A half-hour later, and Amber was walking back into her old street. Grace was at school, and her mother at work, so the house was empty. Even so, she found herself going up the drive. She let herself in, went upstairs and dumped her bag on her bed. But as she left the room she caught sight of herself in the mirror on the wall. She stopped, frowning deeply at her reflection. Then she sat down on her bed and pulled off her boots. She inspected them, one after the other. They looked perfectly normal, and she nearly put them back on. But something stopped her. Instead she yanked open her wardrobe, and fished around in the bottom until she found another pair, an older pair that hadn’t made the cut when she was packing to move away to her new life on the mainland. Suppressing the sense that she was actually going crazy, she pulled them on, then threw her newer boots back in their place. Then she considered. If this was worth doing, it was worth doing properly.

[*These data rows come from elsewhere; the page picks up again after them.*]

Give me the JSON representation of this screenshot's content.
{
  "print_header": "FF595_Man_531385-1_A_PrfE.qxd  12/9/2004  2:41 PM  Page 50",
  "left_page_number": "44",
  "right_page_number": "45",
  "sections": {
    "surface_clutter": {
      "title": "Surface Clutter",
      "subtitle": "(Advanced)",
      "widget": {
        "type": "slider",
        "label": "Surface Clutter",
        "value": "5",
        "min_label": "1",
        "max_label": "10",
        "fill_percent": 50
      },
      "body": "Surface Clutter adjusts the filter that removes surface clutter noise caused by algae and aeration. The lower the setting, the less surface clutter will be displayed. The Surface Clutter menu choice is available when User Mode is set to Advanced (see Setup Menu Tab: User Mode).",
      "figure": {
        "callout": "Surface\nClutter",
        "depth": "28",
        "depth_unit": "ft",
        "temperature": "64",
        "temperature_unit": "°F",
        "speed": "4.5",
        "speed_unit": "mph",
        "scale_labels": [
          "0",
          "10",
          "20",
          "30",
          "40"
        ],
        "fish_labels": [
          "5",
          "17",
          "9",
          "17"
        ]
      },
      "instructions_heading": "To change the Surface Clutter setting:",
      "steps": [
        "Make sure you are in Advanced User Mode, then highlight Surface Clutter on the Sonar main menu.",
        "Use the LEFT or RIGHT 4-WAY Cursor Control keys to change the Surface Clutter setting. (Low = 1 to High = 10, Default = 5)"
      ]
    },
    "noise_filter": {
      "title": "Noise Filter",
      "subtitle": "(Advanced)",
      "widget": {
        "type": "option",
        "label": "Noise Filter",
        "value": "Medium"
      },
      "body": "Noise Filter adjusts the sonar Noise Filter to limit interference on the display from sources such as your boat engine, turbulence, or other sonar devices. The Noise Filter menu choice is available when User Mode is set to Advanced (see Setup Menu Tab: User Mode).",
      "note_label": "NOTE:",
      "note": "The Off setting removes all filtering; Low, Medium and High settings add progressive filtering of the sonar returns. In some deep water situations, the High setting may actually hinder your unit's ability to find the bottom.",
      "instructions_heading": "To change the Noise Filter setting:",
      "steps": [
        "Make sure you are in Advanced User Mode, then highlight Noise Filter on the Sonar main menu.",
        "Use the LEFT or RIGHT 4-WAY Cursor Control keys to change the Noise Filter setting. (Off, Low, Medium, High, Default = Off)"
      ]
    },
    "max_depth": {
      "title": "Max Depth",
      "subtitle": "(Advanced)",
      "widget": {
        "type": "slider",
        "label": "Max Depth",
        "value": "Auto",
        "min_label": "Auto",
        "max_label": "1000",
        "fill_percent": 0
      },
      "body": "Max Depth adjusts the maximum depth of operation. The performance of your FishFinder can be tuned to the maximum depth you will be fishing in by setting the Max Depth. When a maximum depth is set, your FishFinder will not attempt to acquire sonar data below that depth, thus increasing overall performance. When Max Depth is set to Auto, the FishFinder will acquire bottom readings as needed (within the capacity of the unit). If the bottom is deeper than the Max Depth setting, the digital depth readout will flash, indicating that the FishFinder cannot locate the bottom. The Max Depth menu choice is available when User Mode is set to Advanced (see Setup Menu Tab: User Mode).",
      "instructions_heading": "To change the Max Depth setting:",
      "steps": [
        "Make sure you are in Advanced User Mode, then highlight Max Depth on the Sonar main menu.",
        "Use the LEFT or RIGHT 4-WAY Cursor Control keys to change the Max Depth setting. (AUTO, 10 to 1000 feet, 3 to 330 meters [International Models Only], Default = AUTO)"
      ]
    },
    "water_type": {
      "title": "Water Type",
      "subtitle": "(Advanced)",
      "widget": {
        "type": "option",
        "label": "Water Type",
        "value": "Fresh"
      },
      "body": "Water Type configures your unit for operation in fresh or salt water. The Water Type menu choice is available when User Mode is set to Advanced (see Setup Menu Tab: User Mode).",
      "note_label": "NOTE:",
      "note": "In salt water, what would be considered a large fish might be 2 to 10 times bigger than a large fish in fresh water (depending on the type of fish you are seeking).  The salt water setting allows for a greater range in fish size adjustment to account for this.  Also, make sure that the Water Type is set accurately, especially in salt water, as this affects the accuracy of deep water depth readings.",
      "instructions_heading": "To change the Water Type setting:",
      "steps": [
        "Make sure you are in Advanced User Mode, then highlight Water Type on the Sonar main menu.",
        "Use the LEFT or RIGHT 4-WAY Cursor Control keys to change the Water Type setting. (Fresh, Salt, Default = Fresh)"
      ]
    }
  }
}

She checked quickly around her old bedroom for a second, then dropped back down the stairs and into the kitchen. She rummaged around in the crazy drawer – the place they kept for the little stuff that didn’t live anywhere else, and eventually she found what she was looking for, the little metal spike for removing the SIM card from her cell phone. She had to concentrate to use it, but soon she had the little rectangular chip in her hand. She wasn’t sure if that was enough, so she found some silver foil, and wrapped it up in that, finally putting it carefully into her purse. Then she thought again, and decided she was satisfied.

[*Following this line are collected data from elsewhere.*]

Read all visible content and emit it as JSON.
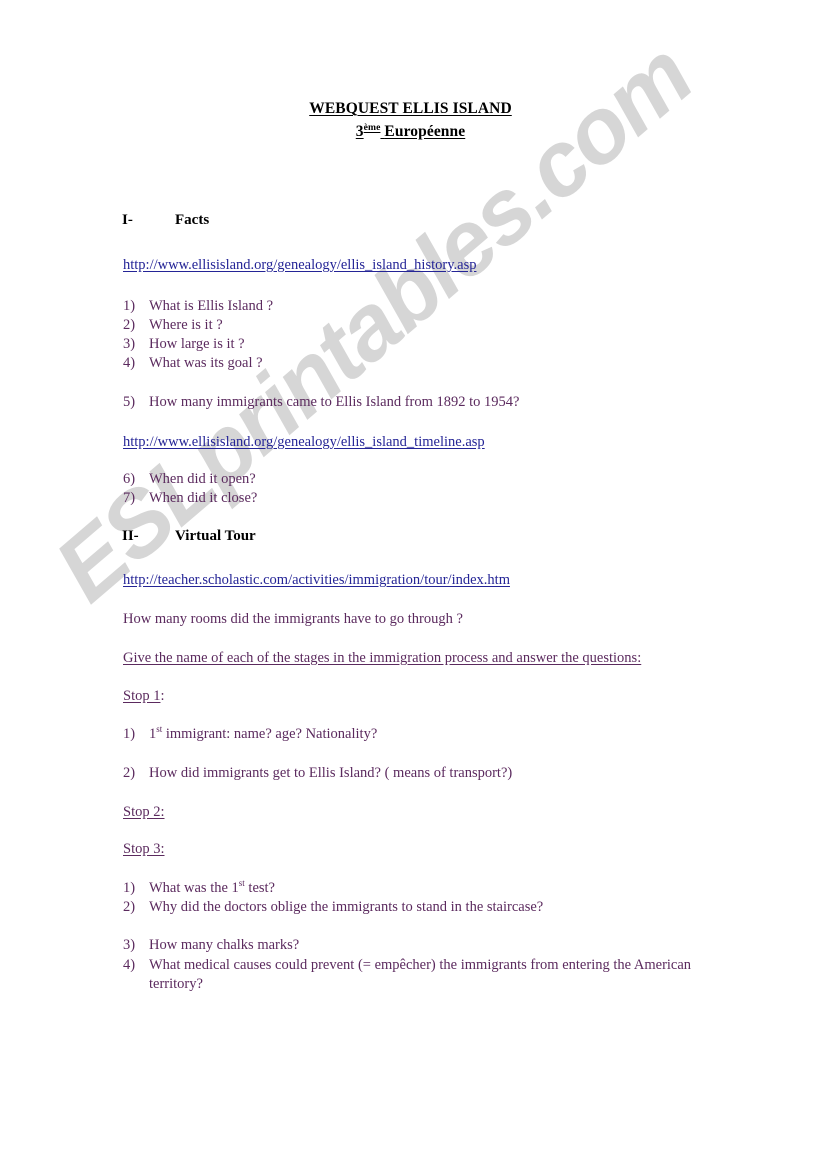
{
  "document": {
    "title_line1": "WEBQUEST ELLIS ISLAND",
    "title_line2_prefix": "3",
    "title_line2_sup": "ème",
    "title_line2_rest": "Européenne"
  },
  "watermark": {
    "text": "ESLprintables.com",
    "color": "#d6d6d6"
  },
  "colors": {
    "heading": "#000000",
    "link": "#242496",
    "body": "#5b2a5e"
  },
  "sections": [
    {
      "number": "I-",
      "title": "Facts"
    },
    {
      "number": "II-",
      "title": "Virtual Tour"
    }
  ],
  "links": {
    "history": "http://www.ellisisland.org/genealogy/ellis_island_history.asp",
    "timeline": "http://www.ellisisland.org/genealogy/ellis_island_timeline.asp",
    "virtual_tour": "http://teacher.scholastic.com/activities/immigration/tour/index.htm"
  },
  "facts_questions_a": [
    {
      "marker": "1)",
      "text": "What is Ellis Island ?"
    },
    {
      "marker": "2)",
      "text": "Where is it ?"
    },
    {
      "marker": "3)",
      "text": "How large is it ?"
    },
    {
      "marker": "4)",
      "text": "What was its goal ?"
    }
  ],
  "facts_question_5": {
    "marker": "5)",
    "text": "How many immigrants came to Ellis Island from 1892 to 1954?"
  },
  "facts_questions_b": [
    {
      "marker": "6)",
      "text": "When did it open?"
    },
    {
      "marker": "7)",
      "text": "When did it close?"
    }
  ],
  "virtual_tour": {
    "rooms_question": "How many rooms did the immigrants have to go through ?",
    "instruction": "Give the name of each of the stages in the immigration process and answer the questions:",
    "stop1_label": "Stop 1",
    "stop1_colon": ":",
    "stop2_label": "Stop 2:",
    "stop3_label": "Stop 3:",
    "stop1_questions": [
      {
        "marker": "1)",
        "prefix": "1",
        "sup": "st",
        "rest": " immigrant: name? age? Nationality?"
      },
      {
        "marker": "2)",
        "text": "How did immigrants get to Ellis Island? ( means of transport?)"
      }
    ],
    "stop3_questions": [
      {
        "marker": "1)",
        "prefix": "What was the 1",
        "sup": "st",
        "rest": " test?"
      },
      {
        "marker": "2)",
        "text": "Why did the doctors oblige the immigrants to stand in the staircase?"
      },
      {
        "marker": "3)",
        "text": "How many chalks marks?"
      },
      {
        "marker": "4)",
        "text": "What medical causes could prevent (= empêcher) the immigrants from entering the American territory?"
      }
    ]
  }
}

She was as vague as she could be with Kelly, saying she just had some things to do before she left the island. Kelly wasn’t suspicious at all – they’d each lent their cars before, the island’s less than regular bus network tended to encourage such generosity – nevertheless Amber promised to have it back by the evening at the latest, when Kelly had to get to work. And with that she set off.

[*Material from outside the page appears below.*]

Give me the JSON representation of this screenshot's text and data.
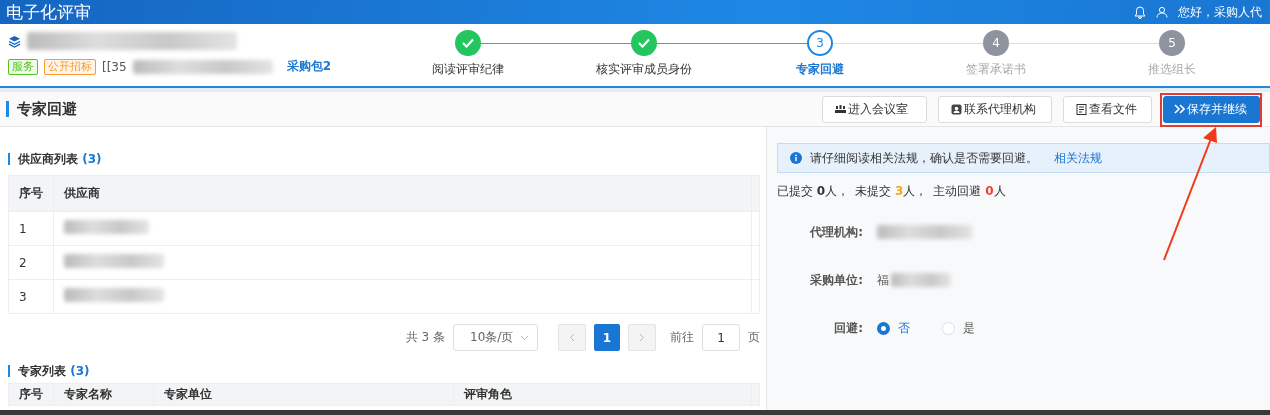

It would have taken her far longer than one afternoon to search all the island’s creeks and coves – the east coast was riddled with cliffs and caves, and the west coast mired with swampy inlets, but Amber had an advantage. There was only one place she needed to check. She didn’t really believe she would find anything there, but nevertheless, she wanted to look.
Forty minutes later she turned off the proper road and onto a muddy track. The temperature was warmer now, the snow long gone, and replaced by deep brown puddles, that she had to steer around for fear of leaving Kelly’s car sunk up to its axles. As she drove she couldn’t help but reflect on the previous times she’d been here. The first, in the back of a panel van, with the kidnappers who had taken her sister. That seemed several lifetimes ago, and was understandably something she had tried to forget. The second, just under a year ago, with Billy, after he’d finally revealed his latest, ‘secret’ project.
And for once it was actually a cool project, at least as she saw it. It wasn’t about rescuing some crustacean population, or counting seagull eggs, but actually something genuinely neat. A few years before the two of them had helped Billy’s father set up a whale watching business, and one of the – admittedly fairly major – perks, was they were able to use the boat when it wasn’t needed for the business. That boat, the Blue Lady, was sadly no more and its replacement, the Blue Lady II, was too large and expensive for general leisure use. That had been a particular blow to Billy, who always seemed to have some reason to need to be on the water. And for weeks and weeks she had known he was up to something, Billy and his Dad, behind her back. Eventually they’d let her in on what it was.
She remembered the gleam in Billy’s eyes as Sam drove them both here. There were puddles then too, but he threw the truck through them without concern, and they emerged at the end of the lane with muddy water streaming off the sides. But Amber had barely noticed. She’d known exactly what it was she was supposed to be looking at. Bishop’s Landing was one of the smallest named places on Lornea Island, and consisted of precisely one small wooden boathouse/workshop, one rickety wooden jetty stretching out into one of the island’s innumerable creeks, and the long, lonely lane they had just driven down. There was nothing else, and no other buildings for miles. Except that now there was something else. A small wooden yacht sat tied to the end of the pier. A wooden yacht that needed a ton of work.
“What’s that?”
“It’s my boat.” Billy beamed. “She’s called Caroline.”
Amber couldn’t help smiling at the thought. Even though it was madness, the boat was about twenty seven foot long, and once upon a time would have been a real beauty. But now the paint was peeling off, what rigging it had hung limp and damaged from blistered spars. Many of the porthole windows were smashed or missing, and the cockpit was covered with black, oily tarpaulin. Seemingly oblivious to this, Billy led the way down the jetty and jumped aboard. The yacht didn’t move, its keel was lodged in the mud.
“Where did you get it?”
“She was abandoned. I found the previous owner online, and he said I could have her. For nothing. Isn’t that incredible?”
Amber had looked around, it needed so much doing, you’d have to pay most people to take it away. “I guess. But why’s it here?”
“Well that’s why it’s a secret. You know how much berthing costs are. We can’t afford to keep her anywhere else.